The program descriptions above make it seem like N-Dex holds and shares only criminal justice related information, but a recent article about the Bethesda law enforcement gathering makes it appear as if DHS and the FBI aren't saying everything they know about it.
There's good and bad news with respect to N-Dex and data sharing.
First the good: if the people interviewed for the article are telling the truth, police and federal agents must give express consent before information in their possession is shared with another agency. If true, this means there is a check to ensure that the information is accurate and current, to the knowledge of the sharing party, before it spreads like wildfire throughout police departments and federal agencies nationwide.
Jeff Lindsey, program manager and unit chief of N-Dex at the FBI, told Fierce Government IT, an online publication:
"[That rule] allows me to verify and validate that that information is current, before it goes into some kind of file. The other thing it does is it builds collaboration," presumably because the agencies need to actually engage on a personal level, instead of simply sharing information blindly through N-Dex.
The bad news is that the database contains far more data than we had previously assumed, holding not only criminal records but also commercial information that police and federal agencies buy from organizations like Lexus Nexus, credit rating agencies, and more. Jason Henry of DHS told Fierce Government IT that the privacy people don't like it when agents buy and store commercial data, but then seems to say that they do it anyway:
"From a privacy perspective, from an OMB perspective, there is a strong dislike for us purchasing and storing commercial data," said Henry. "We usually buy access to it…so we can do federated searches against it."But it's challenging to run effective searches on data that is operated by another party, said Henry. When comparing hundreds of millions of law enforcement records and billions of commercial records in the commercial sphere, there's a need for disambiguation mechanisms, said Henry.

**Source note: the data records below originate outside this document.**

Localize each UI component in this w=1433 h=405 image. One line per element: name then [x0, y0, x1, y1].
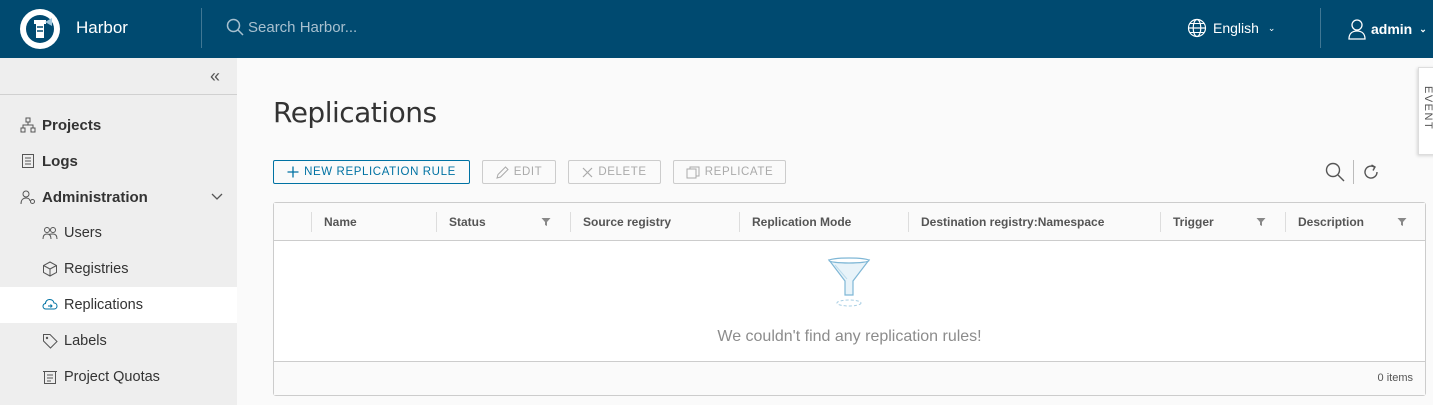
- harbor-logo-icon[interactable]: [20, 9, 60, 49]
- users-icon: [42, 225, 58, 241]
- column-label: Trigger: [1173, 214, 1214, 229]
- button-label: EDIT: [513, 166, 543, 178]
- close-icon: [582, 167, 593, 177]
- button-label: DELETE: [598, 166, 647, 178]
- sidebar-item-label: Logs: [42, 152, 78, 170]
- event-tab-label: EVENT: [1422, 86, 1433, 131]
- sidebar-item-label: Replications: [64, 297, 143, 313]
- empty-funnel-icon: [827, 257, 871, 307]
- column-label: Description: [1298, 214, 1365, 229]
- column-label: Destination registry:Namespace: [921, 214, 1105, 229]
- chevron-down-icon: ⌄: [1419, 23, 1427, 34]
- projects-icon: [20, 117, 36, 133]
- labels-icon: [42, 333, 58, 349]
- global-search[interactable]: Search Harbor...: [226, 18, 357, 36]
- column-header-source-registry[interactable]: Source registry: [571, 203, 739, 240]
- filter-icon[interactable]: [541, 217, 551, 227]
- brand-name[interactable]: Harbor: [76, 18, 128, 38]
- plus-icon: [287, 166, 299, 178]
- sidebar-item-users[interactable]: Users: [0, 215, 237, 251]
- sidebar-divider: [0, 94, 237, 95]
- pencil-icon: [495, 165, 509, 179]
- refresh-icon[interactable]: [1362, 163, 1380, 181]
- sidebar-item-label: Administration: [42, 188, 148, 206]
- delete-button[interactable]: DELETE: [568, 160, 661, 184]
- administration-icon: [20, 189, 36, 205]
- column-header-destination[interactable]: Destination registry:Namespace: [909, 203, 1161, 240]
- sidebar-item-logs[interactable]: Logs: [0, 143, 237, 179]
- edit-button[interactable]: EDIT: [482, 160, 556, 184]
- event-panel-tab[interactable]: EVENT: [1418, 67, 1433, 155]
- item-count: 0 items: [1377, 372, 1413, 384]
- header-divider: [201, 8, 202, 48]
- button-label: REPLICATE: [704, 166, 774, 178]
- grid-tools: [1325, 160, 1380, 184]
- sidebar-item-label: Project Quotas: [64, 369, 160, 385]
- replicate-button[interactable]: REPLICATE: [673, 160, 786, 184]
- filter-icon[interactable]: [1256, 217, 1266, 227]
- replicate-icon: [686, 166, 700, 178]
- column-header-replication-mode[interactable]: Replication Mode: [740, 203, 908, 240]
- sidebar-item-label: Registries: [64, 261, 129, 277]
- collapse-sidebar-icon[interactable]: «: [210, 66, 220, 87]
- new-replication-rule-button[interactable]: NEW REPLICATION RULE: [273, 160, 470, 184]
- search-icon: [226, 18, 244, 36]
- button-label: NEW REPLICATION RULE: [304, 166, 456, 178]
- sidebar-item-projects[interactable]: Projects: [0, 107, 237, 143]
- search-input[interactable]: Search Harbor...: [248, 19, 357, 36]
- column-label: Source registry: [583, 214, 672, 229]
- search-icon[interactable]: [1325, 162, 1345, 182]
- sidebar-item-label: Projects: [42, 116, 102, 134]
- user-icon: [1348, 19, 1366, 40]
- column-label: Name: [324, 214, 357, 229]
- username-label: admin: [1371, 21, 1413, 37]
- sidebar-item-labels[interactable]: Labels: [0, 323, 237, 359]
- project-quotas-icon: [42, 369, 58, 385]
- page-title: Replications: [273, 96, 437, 129]
- datagrid-footer: 0 items: [274, 361, 1425, 395]
- sidebar-item-administration[interactable]: Administration: [0, 179, 237, 215]
- column-label: Replication Mode: [752, 214, 852, 229]
- column-header-name[interactable]: Name: [312, 203, 436, 240]
- header-divider: [1320, 8, 1321, 48]
- replications-icon: [42, 297, 58, 313]
- language-label: English: [1213, 20, 1259, 36]
- registries-icon: [42, 261, 58, 277]
- top-header: Harbor Search Harbor... English ⌄ admin …: [0, 0, 1433, 58]
- sidebar-item-registries[interactable]: Registries: [0, 251, 237, 287]
- sidebar-item-label: Users: [64, 225, 102, 241]
- column-header-trigger[interactable]: Trigger: [1161, 203, 1285, 240]
- language-selector[interactable]: English ⌄: [1187, 18, 1275, 38]
- column-label: Status: [449, 214, 486, 229]
- logs-icon: [20, 153, 36, 169]
- sidebar-item-replications[interactable]: Replications: [0, 287, 237, 323]
- filter-icon[interactable]: [1397, 217, 1407, 227]
- empty-state-message: We couldn't find any replication rules!: [717, 328, 982, 345]
- sidebar-item-project-quotas[interactable]: Project Quotas: [0, 359, 237, 395]
- sidebar: « Projects Logs Administration Users Reg…: [0, 58, 237, 405]
- chevron-down-icon: ⌄: [1267, 22, 1276, 33]
- chevron-down-icon: [211, 193, 223, 200]
- sidebar-item-label: Labels: [64, 333, 107, 349]
- globe-icon: [1187, 18, 1207, 38]
- tool-divider: [1353, 160, 1354, 184]
- replication-rules-datagrid: Name Status Source registry Replication …: [273, 202, 1426, 396]
- datagrid-header: Name Status Source registry Replication …: [274, 203, 1425, 241]
- user-menu[interactable]: admin ⌄: [1347, 18, 1427, 40]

That's a lot of data. Strangely enough, the FBI's N-Dex page doesn't mention anything about harvesting open source data or buying commercial data. It says:
Investigative uses of N-DEx include the ability to:
- Conduct nationwide searches across jurisdictions, gathering information from various aspects of the criminal justice life cycle via a single access point;
- Search names, IDs, people, phone numbers, tattoos, associates, cars, boats, other property, etc.;
- Search by modus operandi; and
- Receive notifications and collaborate with others on similar investigations.
Funny that the agency leaves out the part about "billions of commercial records in the commercial sphere."
Meanwhile, Fairmont, West Virginia has just become the first local police department to begin submitting data to N-Dex electronically.